L’arrivée d’un nouveau gouvernement va-t-elle remettre en question certaines de ces niches ? La tentation peut être grande, alors que les finances publiques sont dans un état préoccupant. D’autant plus que ces dispositifs ne sont pas toujours justifiés économiquement. Une mission parlementaire s’est par exemple récemment penchée sur le PER, qu’elle a jugé peu adapté aux ménages modestes, et a relevé plusieurs points de fuite fiscale profitant surtout aux gros contribuables.

Décryptage | Article réservé à nos abonnés Epargne-retraite : le PER, un « bulldozer » de la défiscalisation

La Cour des comptes juge quant à elle que « compte tenu des avantages fiscaux qui lui sont associés », ce produit d’épargne-retraite génère « un coût élevé pour l’Etat », estimé au minimum à 1,8 milliard d’euros chaque année. La Cour des comptes souligne ainsi que seuls « 13 % des actifs occupés détiennent un plan d’épargne-retraite d’entreprise et 10 % un produit individuel ». D’autres avantages pourraient être sur la sellette. L’inquiétude est particulièrement importante chez les particuliers investissant dans l’immobilier. Jusqu’à présent, peu de niches ont vraiment été remises en question ; la situation financière du pays pourrait changer la donne.
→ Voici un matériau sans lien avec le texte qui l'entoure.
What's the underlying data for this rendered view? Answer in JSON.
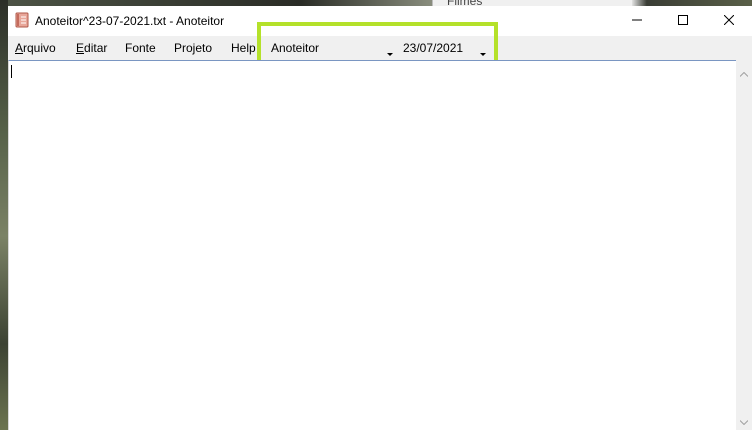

En attendant, pour l’épargnant, il s’agit souvent de trouver le produit le mieux adapté à sa situation fiscale. Cependant, ce seul critère ne doit pas être déterminant. Il faut aussi prendre en compte la qualité intrinsèque du produit, le rendement que l’on peut espérer, le risque que l’on va prendre, sans compter les frais, qui peuvent rogner significativement la performance. Par le passé, beaucoup de produits ou de dispositifs ouvrant droit à des avantages fiscaux se sont avérés de piètres placements, avec des performances souvent en deçà des rendements annoncés à la souscription. D’autant que certains sont très chargés en frais.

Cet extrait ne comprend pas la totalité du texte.